Q6: Compare 10%, 5%, Can we say 10% is 100% more than 5%? or 10% is 5% more than 5%?
a point : 1%.
5% is 5% point more than 5%.
a bases point : 1%/100 –> 10% is 500 bps more than 5%.
Q7: If you ivest $ 55,000 at an interest rate of 350 basis point above the 5% interst rate, what will you receive at the end of the period?
5% + 3.5 % = 8.5 %
55,000 ( 1 + 8.5 %) = 59,675 Future value
Q8: If you have $ 5m and you earn a rate of return of 250%, how much will you have?
$ 5 ( 1 + 2.5) = $ 17.50
Q9: What is the formula for the FV (Future value) of money?

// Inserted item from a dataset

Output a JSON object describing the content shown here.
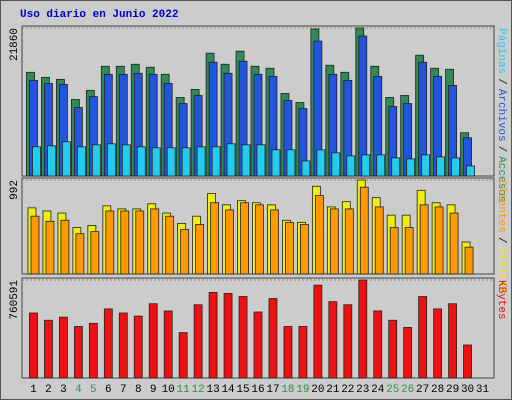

How does it relate to the rate of return formula?
$!C_1 = C_0 ( 1 + r)$! $!FV = PV ( 1 + r)$!
$!\frac{FV}{PV} - 1 = r$!
If you have $ and you earn a rate of return of 20% in the first year and a rate of return of 20% the following year, how much money will you have?
$! \$ 5\xrightarrow{} \$ 5 ( 1 + 0.2 ) \xrightarrow{} \$ 5 ( 1 + 0.2)^2 $!
This is called "Compound interest rate"
Q10: If your first year rate of return in 20%, and next year is 50%, is your rate of return 70%?
–> no! it is (1 + 0.2)(1 + 0.5) - 1 = 0.8 !
Q11: What is the compounding formula to get $$r_{0,x}$$?
$!1 + r_{0,x} = (1 + r_1)(1 + r_2) \dots (1 + r_x)$!
For small $$x$$, we have the following approximation:
$!(1 + x)^n ~ 1 + nx$!
Q12: If the annual interest rate is 14%, what is the daily rate?
$! (1 + r)^{365} = 1.14$! $!r = 0.14/365 = 0.0359%$!
Q13: Is compounding more like "adding" or "averaging"? its more like adding.
Warning : Convention and Jargon
Sometimes, it is obvious that people mean, sometimes interest rates are intentionally obscure in order to deceive you.
Q14: A bank quotes you 8% interest per year, what will you end up with 100$ investment?
The question is vague. we need compunding frequency information:
if daily : $$(1 + 8/365)^{365} = 1 + 0.0833 \neq 0.08$$...
Interest Quotes (NOT RATES) Some bank posts 8% as "pseudo interest rate", the actually interest rate will be (if compounded daily) 8.33%. This is called "actual interest rate" or Effective Annual Yield(rate).